Şu sıra Opel iletişim atağında. Hem Astra hem de Vectra için prestije dönük yoğun reklam kampanyası TV'lerde sürerken, yazılı medyada satış odaklı ilanlarla Aralık ayında tam saha pres halindeydiler. Aslında 2004 yılı boyunca sürdürülmüş olan iletişim stratejisinin devamı bu atak. Pek çok diğer otomobil markası gibi Opel de ithal reklam filmleri kullanıyor. Bunların bazıları tutar bazıları ise hedef kitleye 'geçmez'. Hele 'çok ecnebi' olanları hiç geçmez.
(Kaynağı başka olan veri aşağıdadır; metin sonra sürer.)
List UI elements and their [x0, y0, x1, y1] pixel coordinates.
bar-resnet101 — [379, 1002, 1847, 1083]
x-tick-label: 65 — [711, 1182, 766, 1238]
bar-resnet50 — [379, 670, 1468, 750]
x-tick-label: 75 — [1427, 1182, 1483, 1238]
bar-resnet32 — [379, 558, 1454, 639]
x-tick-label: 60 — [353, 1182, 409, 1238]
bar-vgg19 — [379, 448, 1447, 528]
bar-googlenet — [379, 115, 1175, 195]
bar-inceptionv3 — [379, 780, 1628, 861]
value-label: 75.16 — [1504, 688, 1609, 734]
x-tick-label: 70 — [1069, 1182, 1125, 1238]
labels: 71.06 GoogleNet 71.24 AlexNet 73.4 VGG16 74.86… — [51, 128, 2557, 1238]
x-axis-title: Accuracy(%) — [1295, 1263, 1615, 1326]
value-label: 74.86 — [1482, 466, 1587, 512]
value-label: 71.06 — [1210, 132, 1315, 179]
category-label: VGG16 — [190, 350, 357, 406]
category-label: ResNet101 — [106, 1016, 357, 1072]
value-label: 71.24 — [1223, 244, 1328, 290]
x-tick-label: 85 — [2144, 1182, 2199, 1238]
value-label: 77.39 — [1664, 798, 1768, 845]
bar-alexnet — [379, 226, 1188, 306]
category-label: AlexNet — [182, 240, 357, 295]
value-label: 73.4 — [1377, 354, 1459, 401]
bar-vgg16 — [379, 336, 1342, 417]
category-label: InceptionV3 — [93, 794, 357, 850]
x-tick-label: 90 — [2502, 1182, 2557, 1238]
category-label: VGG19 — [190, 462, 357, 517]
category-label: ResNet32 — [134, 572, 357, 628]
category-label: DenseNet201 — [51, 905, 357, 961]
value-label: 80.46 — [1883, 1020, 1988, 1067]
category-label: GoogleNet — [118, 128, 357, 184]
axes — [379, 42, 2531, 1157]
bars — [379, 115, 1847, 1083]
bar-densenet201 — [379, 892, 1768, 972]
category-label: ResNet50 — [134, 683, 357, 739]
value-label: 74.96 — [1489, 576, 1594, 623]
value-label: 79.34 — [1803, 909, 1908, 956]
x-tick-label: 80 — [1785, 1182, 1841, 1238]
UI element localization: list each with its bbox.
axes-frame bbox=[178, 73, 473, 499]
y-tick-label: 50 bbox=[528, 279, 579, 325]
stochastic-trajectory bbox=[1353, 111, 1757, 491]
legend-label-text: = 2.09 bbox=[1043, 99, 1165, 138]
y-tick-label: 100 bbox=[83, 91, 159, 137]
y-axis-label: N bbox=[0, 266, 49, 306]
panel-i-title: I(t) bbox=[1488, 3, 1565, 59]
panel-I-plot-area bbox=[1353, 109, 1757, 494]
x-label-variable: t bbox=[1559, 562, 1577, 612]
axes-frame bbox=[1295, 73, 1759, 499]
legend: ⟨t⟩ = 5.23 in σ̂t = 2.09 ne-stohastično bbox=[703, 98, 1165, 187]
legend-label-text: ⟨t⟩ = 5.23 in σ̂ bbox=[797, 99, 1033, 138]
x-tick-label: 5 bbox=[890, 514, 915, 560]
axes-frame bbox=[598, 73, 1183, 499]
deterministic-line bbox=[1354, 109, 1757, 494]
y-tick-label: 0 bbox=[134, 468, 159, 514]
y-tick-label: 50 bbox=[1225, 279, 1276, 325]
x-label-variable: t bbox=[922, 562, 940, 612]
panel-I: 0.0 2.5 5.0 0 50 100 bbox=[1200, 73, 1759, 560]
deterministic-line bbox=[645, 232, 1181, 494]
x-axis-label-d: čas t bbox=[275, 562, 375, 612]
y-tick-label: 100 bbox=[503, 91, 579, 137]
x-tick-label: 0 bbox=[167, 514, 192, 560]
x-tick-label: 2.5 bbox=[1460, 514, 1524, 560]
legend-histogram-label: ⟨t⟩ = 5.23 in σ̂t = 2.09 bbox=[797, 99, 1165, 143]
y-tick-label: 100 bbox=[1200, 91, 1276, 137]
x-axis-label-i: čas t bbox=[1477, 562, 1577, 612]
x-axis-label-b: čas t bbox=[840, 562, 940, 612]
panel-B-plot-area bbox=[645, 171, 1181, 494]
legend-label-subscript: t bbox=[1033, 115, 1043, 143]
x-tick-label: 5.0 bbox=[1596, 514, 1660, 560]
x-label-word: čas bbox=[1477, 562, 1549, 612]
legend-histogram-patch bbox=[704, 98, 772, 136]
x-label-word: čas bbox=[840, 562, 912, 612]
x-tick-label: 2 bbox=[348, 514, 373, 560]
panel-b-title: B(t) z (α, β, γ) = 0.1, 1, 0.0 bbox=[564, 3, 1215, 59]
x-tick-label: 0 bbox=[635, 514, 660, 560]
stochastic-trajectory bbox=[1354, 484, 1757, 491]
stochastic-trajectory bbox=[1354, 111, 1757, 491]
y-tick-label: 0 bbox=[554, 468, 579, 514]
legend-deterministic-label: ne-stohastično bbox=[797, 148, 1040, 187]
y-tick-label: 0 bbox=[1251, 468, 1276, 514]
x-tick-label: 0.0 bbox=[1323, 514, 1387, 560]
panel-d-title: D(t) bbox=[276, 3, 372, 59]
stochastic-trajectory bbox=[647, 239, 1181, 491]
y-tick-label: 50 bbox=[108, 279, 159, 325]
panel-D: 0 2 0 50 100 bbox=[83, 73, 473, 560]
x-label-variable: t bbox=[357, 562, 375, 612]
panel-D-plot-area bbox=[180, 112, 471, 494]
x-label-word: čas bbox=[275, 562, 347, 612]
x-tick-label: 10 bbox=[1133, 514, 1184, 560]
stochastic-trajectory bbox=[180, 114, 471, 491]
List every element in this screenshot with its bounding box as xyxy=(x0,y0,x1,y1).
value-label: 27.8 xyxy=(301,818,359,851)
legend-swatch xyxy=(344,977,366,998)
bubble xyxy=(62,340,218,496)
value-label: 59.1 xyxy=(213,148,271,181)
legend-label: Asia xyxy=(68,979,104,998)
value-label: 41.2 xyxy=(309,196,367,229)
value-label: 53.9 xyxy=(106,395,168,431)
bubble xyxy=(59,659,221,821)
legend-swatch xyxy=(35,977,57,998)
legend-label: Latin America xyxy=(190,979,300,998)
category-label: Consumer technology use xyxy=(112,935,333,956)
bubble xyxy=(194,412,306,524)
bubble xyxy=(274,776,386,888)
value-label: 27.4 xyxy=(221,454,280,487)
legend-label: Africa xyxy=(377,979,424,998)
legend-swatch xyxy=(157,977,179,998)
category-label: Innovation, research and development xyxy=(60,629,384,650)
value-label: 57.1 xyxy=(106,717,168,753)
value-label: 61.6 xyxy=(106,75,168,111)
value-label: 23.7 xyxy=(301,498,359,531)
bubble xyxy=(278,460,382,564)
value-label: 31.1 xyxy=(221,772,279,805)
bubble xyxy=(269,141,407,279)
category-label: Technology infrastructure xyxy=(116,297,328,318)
Babanın çocuğuna arabayı gösterip, "Büyü, sen de kullanırsın!" dediği, oğlanın da evde kapı aralığındaki barfikse asılıp ayaklarına da kitaplarında ağırlık bağlayarak boyunu uzatmaya çalıştığı reklam filminin bize çok uzak bir yanı yok. Tersine son derece sıcak. Aynı şeyi, dizel motorlu 150hp gücünde Vectra 1.9 CDI reklamı için söylemek zor. Ben bayıldım. Şehir içinde koşturan atla, bir küçük Avrupa kasabanın ve ardından 'country' atmosferinin hiç yabancısı sayılmam. Ama benin 'zihnim' Ömer Lütfü Mete'nin deyişiyle biraz batı kültürü ile 'vaftizlenmiş'... Batı 'kültür' ve 'yaşam tarzına' şinayım. Bu nedenle benim bir reklamı beğenmem kriter olamaz. Genel hedef kitle algılıyor ve benimsiyorsa mesele yok. Öte yandan ben olsam işi şansa bırakmam, bazı markaların yıllardır yaptıkları gibi, 'sapına kadar' Türkiye'deki hedef kitlenin kültür ve değerlerine uygun reklam filmleri yaparım. İletişimde bu kadar atak ve başarılı olan Opel'in müşterileri nezdindeki ilişkileri de aynı başarıyla yönetmesini bekliyor insan. www.opelzede.com adresindeki site yakışmıyor Opel'e. Hak ettiğini de sanmıyorum. Müşteri sorunlarını sitelere taşınmadan çözecek hem tecrübeleri var hem de bilgileri.